Ieri appunto ennesima infusione, che se la precedente mi era sembrata eterna quella di ieri l'ha superata. Dopo aver trascorso una settimana più dura delle altre, ieri mi hanno fatto un prelievo urgente e ne è uscito che ho il midollo osseo in sciopero. L'emoglobina è molto bassa, così appunto mi è stata aggiunta al drink una flebo di ferro che dura un'ora solo lei, e ho iniziato le iniezioni di fattori di crescita. Per fortuna me le fanno in ospedale, visto che tanto devo comunque andarci ogni settimana, perchè sinceramente, pur avendo ormai preso confidenza con le sottocute facendone tre ogni settimana a casa e da sola, non è che proprio sia la cosa che amo di più farmi. Ma tant'è, tutto concorre alla guarigione, e se devo fare anche questo farò anche questo.

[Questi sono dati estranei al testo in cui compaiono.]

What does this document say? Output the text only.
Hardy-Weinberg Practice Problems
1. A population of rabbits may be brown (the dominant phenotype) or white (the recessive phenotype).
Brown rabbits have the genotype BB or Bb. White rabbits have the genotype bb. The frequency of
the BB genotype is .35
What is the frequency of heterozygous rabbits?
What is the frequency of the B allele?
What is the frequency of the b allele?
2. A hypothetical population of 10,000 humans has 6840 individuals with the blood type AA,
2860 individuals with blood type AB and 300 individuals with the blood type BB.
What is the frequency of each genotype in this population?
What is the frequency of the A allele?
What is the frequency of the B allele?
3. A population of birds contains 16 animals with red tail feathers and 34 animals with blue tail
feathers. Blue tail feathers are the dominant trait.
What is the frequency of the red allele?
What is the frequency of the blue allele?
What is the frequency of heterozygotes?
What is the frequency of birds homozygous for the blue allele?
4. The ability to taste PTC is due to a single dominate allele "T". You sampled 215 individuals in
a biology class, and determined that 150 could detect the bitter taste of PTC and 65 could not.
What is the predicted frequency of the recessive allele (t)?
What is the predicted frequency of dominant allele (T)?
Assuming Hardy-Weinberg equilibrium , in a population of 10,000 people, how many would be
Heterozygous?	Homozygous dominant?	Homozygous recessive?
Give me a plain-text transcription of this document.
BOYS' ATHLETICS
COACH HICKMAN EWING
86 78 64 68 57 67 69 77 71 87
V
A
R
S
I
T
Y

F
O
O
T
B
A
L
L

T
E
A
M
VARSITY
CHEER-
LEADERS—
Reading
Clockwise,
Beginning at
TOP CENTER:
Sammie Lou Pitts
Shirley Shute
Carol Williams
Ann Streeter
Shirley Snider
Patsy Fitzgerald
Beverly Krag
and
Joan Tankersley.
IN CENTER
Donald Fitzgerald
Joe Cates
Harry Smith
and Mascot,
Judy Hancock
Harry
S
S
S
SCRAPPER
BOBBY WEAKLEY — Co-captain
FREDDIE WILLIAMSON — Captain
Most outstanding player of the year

E poi ieri ho conosciuto una mamma coraggiosa. Ha portato il figlio a fare la prima chemio, diciannove anni lui e quarantasette lei, lui con un linfoma di Hodgkins ma il linfoma è solo l'ultimo dei suoi problemi purtroppo. Ne ha passate tante in diciannove anni questo ragazzo, ma tante, che nel chiacchierare con questa donna non ho avuto nemmeno il coraggio di dirle perchè ero lì. Ma non ne ho avuto nemmeno il tempo, veramente, perchè lei era di un logorroico pazzesco, in tante ore che è rimasta lì credo abbia chiuso la bocca solo per mangiarsi un panino e neanche quello, perchè parlava anche masticando. Ecco un altro modo di reagire ai problemi della vita ho pensato. Per quanto a un certo punto mi sia immersa volontariamente nel mio Dewey, sia perchè ero rimbambita al massimo (ma lo sono da una settimana), sia perchè mi mancano poche pagine per finirlo (e mica ci sono riuscita). E mi sono anche addormentata per più di mezzora, nonostante lei continuasse a parlare, parlare, parlare. Ma preferisco lei che parla per reagire che non la I. che parla poco ma sparando cannonate.
Ecco, anche questa donna mi ha fatto pensare. Ho pensato che ci vuole coraggio a stare vicino a un figlio così, ma noi mamme per i figli tiriamo fuori le unghie e i denti fino allo stremo. Ogni tanto la guardavo negli occhi e nonostante le parole che proferiva ne ho carpito una fatica e un amore incredibili. Un amore che ti fa diventare una tigre anche davanti alle istituzioni che non ti aiutano se non diventi come un ariete, davanti a una società che ti accetta solo se produci e ti fai valere e rispondi a certi canoni. Un amore che ti fa a volte dimenticare te stessa.